If \(\,U \subset {\mathbb R}^n\) is open, the function \(f{:}\,\, U \subset {\mathbb R}^n \to {\mathbb R}\) is differentiable, and \({\bf x}_0 \in U\) is a local extremum, then \({\bf D}\! f({\bf x}_0) ={\bf 0};\) that is, \({\bf x}_0\) is a critical point of \(f\).
Suppose that \(f\) achieves a local maximum at \({\bf x}_{\bf 0}\). Then for any \({\bf h}\in {\mathbb R}^n\), the function \(g(t) = f({\bf x}_0 + t{\bf h})\) has a local maximum at \(t=0\). Thus, from one- variable calculus \(g'(0) = 0\).footnote # On the other hand, by the chain rule, \[ g'(0) = [{\bf D}\! f({\bf x}_0)]{\bf h}. \]
Thus, \([{\bf D}\! f({\bf x}_0)]{\bf h} = 0\) for every \({\bf h}\), and so \({\bf D}\! f({\bf x}_0) ={\bf 0}\). The case in which \(f\) achieves a local minimum at \({\bf x}_0\) is entirely analogous.
If we remember that \({\bf D}\! f({\bf x}_0) = {\bf 0}\) means that all the components of \({\bf D}\! f({\bf x}_0)\) are zero, we can rephrase the result of Theorem 4: If \({\bf x}_0\) is a local extremum, then \[ \frac{\partial f}{\partial x_i} ({\bf x}_0) =0,\qquad i = 1, \ldots , n; \] that is, each partial derivative is zero at \({\bf x}_0\). In other words, \(\nabla\! f({\bf x}_0) ={\bf 0}\), where \(\nabla \! f\) is the gradient of \(f\).
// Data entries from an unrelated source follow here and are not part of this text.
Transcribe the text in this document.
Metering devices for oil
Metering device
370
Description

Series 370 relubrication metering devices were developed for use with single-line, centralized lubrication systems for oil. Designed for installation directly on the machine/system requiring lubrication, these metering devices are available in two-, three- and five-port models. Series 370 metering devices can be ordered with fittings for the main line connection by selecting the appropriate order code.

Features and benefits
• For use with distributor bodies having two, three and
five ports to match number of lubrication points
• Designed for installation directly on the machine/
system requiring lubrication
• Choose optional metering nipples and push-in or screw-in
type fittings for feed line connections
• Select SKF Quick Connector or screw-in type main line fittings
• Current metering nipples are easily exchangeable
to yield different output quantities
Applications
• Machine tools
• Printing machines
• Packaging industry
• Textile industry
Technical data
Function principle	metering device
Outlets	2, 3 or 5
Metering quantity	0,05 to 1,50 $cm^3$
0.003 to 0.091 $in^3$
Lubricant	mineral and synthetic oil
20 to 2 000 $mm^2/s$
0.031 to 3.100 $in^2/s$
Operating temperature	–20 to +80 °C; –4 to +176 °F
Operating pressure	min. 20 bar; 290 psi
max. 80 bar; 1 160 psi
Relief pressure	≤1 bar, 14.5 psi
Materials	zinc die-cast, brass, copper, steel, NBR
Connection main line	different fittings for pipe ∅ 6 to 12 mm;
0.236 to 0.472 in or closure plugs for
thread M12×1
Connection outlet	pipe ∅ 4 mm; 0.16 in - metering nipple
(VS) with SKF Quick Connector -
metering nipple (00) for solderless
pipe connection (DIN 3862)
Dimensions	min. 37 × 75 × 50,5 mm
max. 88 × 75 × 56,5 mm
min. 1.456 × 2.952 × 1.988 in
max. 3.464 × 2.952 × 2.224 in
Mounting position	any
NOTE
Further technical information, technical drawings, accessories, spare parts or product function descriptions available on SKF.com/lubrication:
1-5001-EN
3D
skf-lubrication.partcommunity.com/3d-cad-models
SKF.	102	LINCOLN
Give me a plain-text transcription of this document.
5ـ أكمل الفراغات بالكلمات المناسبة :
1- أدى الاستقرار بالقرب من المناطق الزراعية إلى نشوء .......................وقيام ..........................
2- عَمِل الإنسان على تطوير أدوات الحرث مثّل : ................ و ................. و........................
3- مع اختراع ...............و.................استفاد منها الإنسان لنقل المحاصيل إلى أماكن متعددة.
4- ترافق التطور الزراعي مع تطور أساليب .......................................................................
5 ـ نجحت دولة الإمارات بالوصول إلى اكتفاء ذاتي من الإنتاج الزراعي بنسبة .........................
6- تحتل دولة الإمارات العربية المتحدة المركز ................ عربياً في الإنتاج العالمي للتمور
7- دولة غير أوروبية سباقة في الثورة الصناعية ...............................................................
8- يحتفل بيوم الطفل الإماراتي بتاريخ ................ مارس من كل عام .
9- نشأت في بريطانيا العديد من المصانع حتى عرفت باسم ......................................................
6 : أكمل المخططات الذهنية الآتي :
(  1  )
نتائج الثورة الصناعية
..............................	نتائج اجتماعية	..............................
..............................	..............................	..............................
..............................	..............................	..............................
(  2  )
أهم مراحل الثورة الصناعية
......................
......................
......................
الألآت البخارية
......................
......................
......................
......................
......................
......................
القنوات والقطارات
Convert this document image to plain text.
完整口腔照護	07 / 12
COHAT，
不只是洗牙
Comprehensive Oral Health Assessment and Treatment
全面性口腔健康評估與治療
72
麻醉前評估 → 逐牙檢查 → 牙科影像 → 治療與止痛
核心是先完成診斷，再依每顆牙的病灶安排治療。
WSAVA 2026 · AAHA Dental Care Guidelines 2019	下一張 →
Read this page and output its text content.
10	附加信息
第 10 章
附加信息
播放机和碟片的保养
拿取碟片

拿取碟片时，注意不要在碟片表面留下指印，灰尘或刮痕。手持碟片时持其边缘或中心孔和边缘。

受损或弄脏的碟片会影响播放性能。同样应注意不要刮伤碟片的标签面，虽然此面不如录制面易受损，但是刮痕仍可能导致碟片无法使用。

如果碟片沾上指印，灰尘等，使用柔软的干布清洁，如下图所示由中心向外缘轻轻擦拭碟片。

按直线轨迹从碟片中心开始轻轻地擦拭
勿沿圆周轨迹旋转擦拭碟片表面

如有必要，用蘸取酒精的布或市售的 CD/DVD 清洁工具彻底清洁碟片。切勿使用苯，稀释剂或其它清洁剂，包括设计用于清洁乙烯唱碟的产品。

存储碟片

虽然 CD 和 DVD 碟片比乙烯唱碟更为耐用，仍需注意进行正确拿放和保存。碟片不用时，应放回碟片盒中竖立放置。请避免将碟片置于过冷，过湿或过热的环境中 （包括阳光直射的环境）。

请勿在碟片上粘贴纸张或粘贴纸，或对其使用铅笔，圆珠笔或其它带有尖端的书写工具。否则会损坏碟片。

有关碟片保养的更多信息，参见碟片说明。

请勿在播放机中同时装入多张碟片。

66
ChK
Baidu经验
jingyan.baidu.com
If we seek to find the extrema or local extrema of a function, then Theorem 4 states that we should look among the critical points. Sometimes these can be tested by inspection, but usually we use tests (to be developed below) analogous to the second-derivative test in one-variable calculus.
170
Find the maxima and minima of the function \(f{:}\,\, {\mathbb R}^2 \to {\mathbb R}\), defined by \(f(x,y) = x^2 + y^2\). (Ignore the fact that this example can be done by inspection.)
solution We first identify the critical points of \(f\) by solving the two equations \(\partial f/\partial x=0\) and \(\partial f/\partial y=0\), for \(x\) and \(y\). But \[ \frac{\partial f}{\partial x} = 2x \qquad \hbox{and} \qquad \frac{\partial f}{\partial y} = 2y, \] so the only critical point is the origin (0, 0), where the value of the function is zero. Because \(f(x,y) \ge 0\), this point is a relative minimum—in fact, an absolute, or global, minimum—of \(f\). Because (0, 0) is the only critical point, there are no maxima.
Consider the function \(f{:}\,\,{\mathbb R}^2 \to {\mathbb R}, (x,y) \mapsto x^2 - y^2\). Ignoring for the moment that this function has a saddle and no extrema, apply the method of Theorem 4 for the location of extrema.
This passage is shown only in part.